The place of the accident was a public street in the village of Ithaca. Its sidewalk was uneven upon the surface and slanting; it extended over and so bridged an excavation, three or four feet deep, at the bottom of which was a pile of sharp cornered stones, of such shape that a person falling upon them would receive serious injury. There was no railing or other guard upon either side of the walk. It does not appear to have been built by the defendant, but had been in this condition for about one year, and the defendant had notice of it a long time before the 13th of June, 1879. On that day the plaintiff, while traveling on foot over the walk, without fault on her part and by reason solely of its defective and unguarded condition, was precipitated from it upon the stones below. She was injured and brought this suit. The above facts were found by the referee, and he directed judgment in her favor. The General Term has reversed this decision upon the sole ground that the defendant neither built nor ordered the construction of the sidewalk.
In this was error. By charter the defendant's trustees are made commissioners of highways, and among other things are empowered to construct, repair or discontinue its streets and sidewalks, "and prevent the incumbering or obstructing the same in any manner." (Laws of 1864, chap. 257; Laws of 1871, chap. 140; Laws of 1875, chap. 287.) The order appealed from assumes that if the building of the walk had been a corporate act the defendant would have been liable. That is well settled. ( Conrad v. Trustees of Village of Ithaca, 16 N.Y. 158.) In such case it would be sufficient to show that the work was done by its authority. If the structure which caused the injury is erected on its land, or on premises which it controls, by permission of its officers, the same result must follow. An equal liability is incurred when by omission to repair or compel the removal of a walk constructed without their authority, but of the existence of which they have notice, a way dangerous for travel is allowed to stand within the limits of its streets. In such a case it is their duty to repair or remove it, and with money in hand or power to procure it, there is no ground for irresponsibility. One or the other of these things must be done. It is true that whether a municipal corporation shall build, or permit to be built, a sidewalk on any of its streets, is matter of discretion not to be regulated by the courts, yet when a sidewalk is built with or without its permission, it becomes responsible for its condition and bound so long as it exists to keep it in order. This duty is ministerial and not judicial. ( Hines v. City of Lockport, 50 N.Y. 239; Hyatt v. Village of Rondout, 44 Barb. 395; 41 N.Y. 619; Vogel v. Mayor, etc., 92 id. 10; 44 Am. Rep. 349.) In this case, therefore, it can make no difference how the walk came into existence, if the corporation, with notice, permitted it to be used for public travel. By the act of the builder, and acceptance or acquiescence in the building of it on the part of the defendant's officers, they had control over it, and it became the property of the village as completely as if it had been put in position by the village itself. The principle upon which the above cases were decided uphold this proposition, and the case of Requa v. City of Rochester ( 45 N.Y. 129; 6 Am. Rep. 52), to the same effect, is so like the case before us as to make it decisive in favor of the appellant.

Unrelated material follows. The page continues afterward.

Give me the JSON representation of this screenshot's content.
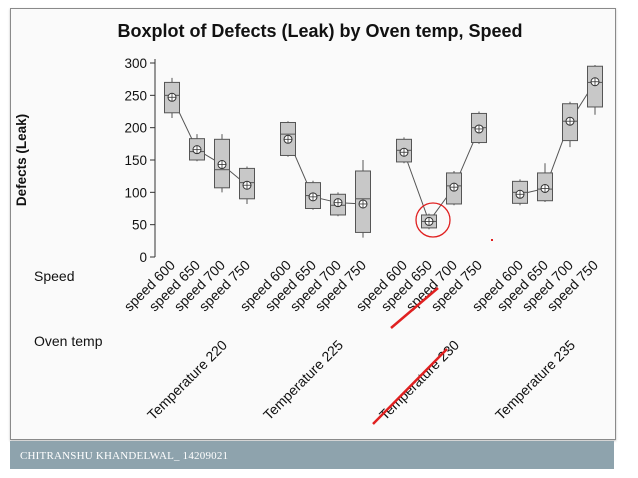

That of Urquhart v. Ogdensburg ( 91 N.Y. 67; 43 Am. Rep. 655) is relied on by the respondent. There the sidewalk needed no repair and the complaint related to the plan of its construction. As that was within the judicial discretion of the defendant, negligence could not be predicated of it.
The learned counsel for the respondent also seeks to sustain the order of the General Term upon grounds not noticed by them, alleging that the evidence failed to disclose either defects in the walk or proper care on the part of the plaintiff in using the walk. It is a sufficient answer to these positions if there was evidence, which, in some reasonable aspect, might sustain the finding of the referee. In such a case it will not be reviewed by this court. An examination of the testimony shows that there is nothing obviously wrong in his conclusions and we find no reason for interfering with them. The merits were well considered, and the record discloses no legal error committed by the referee. His decision stands upon sound policy and is a proper recognition of the duty of public officers to have regard to the business intrusted to them, upon the performance of which the safety of the citizen depends.
The order of the General Term should, therefore, be reversed, and the judgment entered upon the report of the referee affirmed.
All concur, except RAPALLO and FINCH, JJ., not voting.
Order reversed and judgment affirmed.